The Auckland Writers Festival is a strange and wonderful thing.
Strange because, ordinarily, how many of us would give up our weekends - and, in some cases, take a three-day weekend - to listen to what essentially amounts to lecture-like conversations? But it's wonderful because so many people do; for six days, the Aotea Centre and the surrounding square heave with people who love writing, books, stories, ideas and conversations.
This year, some 200 local and international novelists, playwrights, song writers, scientists, historians, children's writers, illustrators, journalists and poets spoke and/or performed. With more than 70,000 seats filled across the official six-day festival, it's testament to the power of the transformative ideas that books contain.
I didn't get to see as much as I would have liked but what I did see left me spellbound. Max Harris, the young New Zealander who wants this country to confront some of its monumental issues by changing the way our politicians work, received a much-deserved standing ovation after delivering the Michael King Memorial Lecture.
There were lively conversations, not all in agreement, about his thesis; the following morning, people were exclaiming to friends how inspired they were. One woman obviously thought it was important to hear Harris; she sat at the back of the Aotea Centre's ASB Theatre with a sleeping baby who couldn't have been more than one month old and never once stirred.
Mpho Tutu Van Furth was serene and wise, as she talked about the power of forgiveness and what it means to forgive. Forgiving yourself, she pointed out, is equally as important as forgiving others. I was especially struck by her comments about feeling angry: "It's okay to feel anger, it's not okay to be rude".
I wanted to hug Frances Hardinge, who writes gothic tales for children and, last year, won the Costa Book of the Year Award with one of those stories, The Lie Tree. If I'd had a dollar for every person who told my youngest daughter that it was "a strange thing for a girl to want to be" when she told them she wanted to a palaeontologist, I'd be rich.
Without ever once becoming preachy, Hardinge talked matter-of-factly about why she doesn't feel it's "strange" for both girls and boys to like having adventures, volcanoes, dinosaurs, dabbling with science and digging up the past (figuratively and literally).
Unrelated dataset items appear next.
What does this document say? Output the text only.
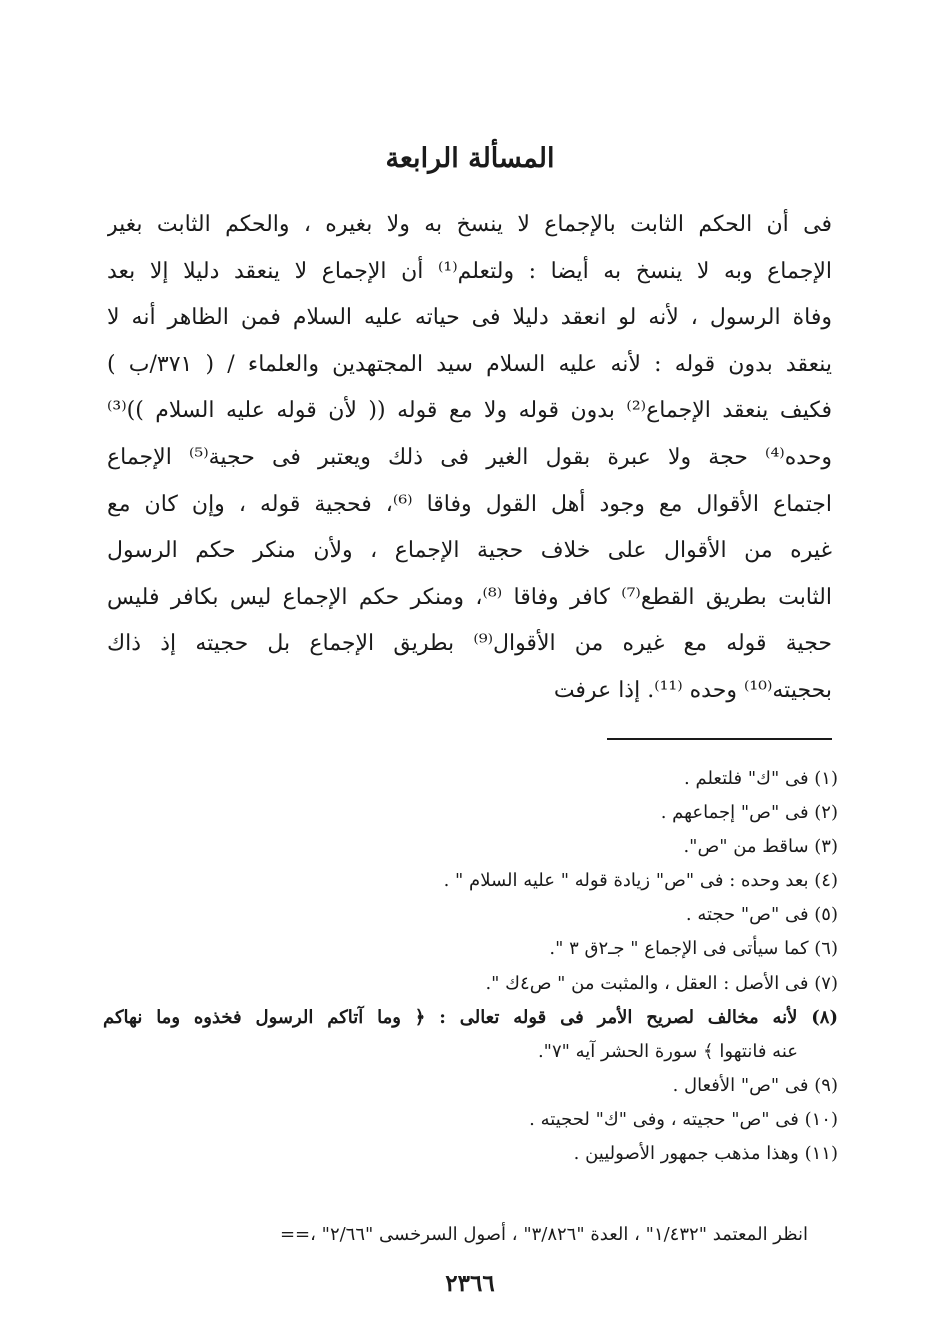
المسألة الرابعة
فى أن الحكم الثابت بالإجماع لا ينسخ به ولا بغيره ، والحكم الثابت بغير
الإجماع وبه لا ينسخ به أيضا : ولتعلم⁽¹⁾ أن الإجماع لا ينعقد دليلا إلا بعد
وفاة الرسول ، لأنه لو انعقد دليلا فى حياته عليه السلام فمن الظاهر أنه لا
ينعقد بدون قوله : لأنه عليه السلام سيد المجتهدين والعلماء / ( ٣٧١/ب )
فكيف ينعقد الإجماع⁽²⁾ بدون قوله ولا مع قوله (( لأن قوله عليه السلام ))⁽³⁾
وحده⁽⁴⁾ حجة ولا عبرة بقول الغير فى ذلك ويعتبر فى حجية⁽⁵⁾ الإجماع
اجتماع الأقوال مع وجود أهل القول وفاقا ⁽⁶⁾، فحجية قوله ، وإن كان مع
غيره من الأقوال على خلاف حجية الإجماع ، ولأن منكر حكم الرسول
الثابت بطريق القطع⁽⁷⁾ كافر وفاقا ⁽⁸⁾، ومنكر حكم الإجماع ليس بكافر فليس
حجية قوله مع غيره من الأقوال⁽⁹⁾ بطريق الإجماع بل حجيته إذ ذاك
بحجيته⁽¹⁰⁾ وحده ⁽¹¹⁾. إذا عرفت
(١) فى "ك" فلتعلم .
(٢) فى "ص" إجماعهم .
(٣) ساقط من "ص".
(٤) بعد وحده : فى "ص" زيادة قوله " عليه السلام " .
(٥) فى "ص" حجته .
(٦) كما سيأتى فى الإجماع " جـ٢ق ٣ ".
(٧) فى الأصل : العقل ، والمثبت من " ص٤ك ".
(٨) لأنه مخالف لصريح الأمر فى قوله تعالى : ﴿ وما آتاكم الرسول فخذوه وما نهاكم
عنه فانتهوا ﴾ سورة الحشر آيه "٧".
(٩) فى "ص" الأفعال .
(١٠) فى "ص" حجيته ، وفى "ك" لحجيته .
(١١) وهذا مذهب جمهور الأصوليين .
انظر المعتمد "١/٤٣٢" ، العدة "٣/٨٢٦" ، أصول السرخسى "٢/٦٦" ،==
٢٣٦٦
Obviously easily influenced, I went and bought three of her books.
Similarly, journalist, historian and novelist Caroline Brothers had a rapt audience when she talked about exploring the stories of "the disappeared" in Argentina; some were even moved to tears and it was easy, as she talked with such heartfelt convection, to understand why. Her comment about being told to speak truth to power when in reality, we possibly need to speak truth to one another more often was poignant and provocative.
But perhaps the image that will stick with me most is one shown by British historian Lucinda Hawksley, great-great granddaughter of Victorian novelist Charles Dickens. Early on, in a talk about Dickens and his peers, she showed a picture of the modest house he started life in.
"Nobody could belief that a child born in that household would become such a successful writer."
And that's the thing about books: the idea they contain open doors to new worlds and possibilities and, especially in this day and age, we need always to be alert to that and the roles, as individuals, we can - and do - play.
That more than 5700 students, from all around New Zealand, attend the schools' section of the festival is cause for great hope.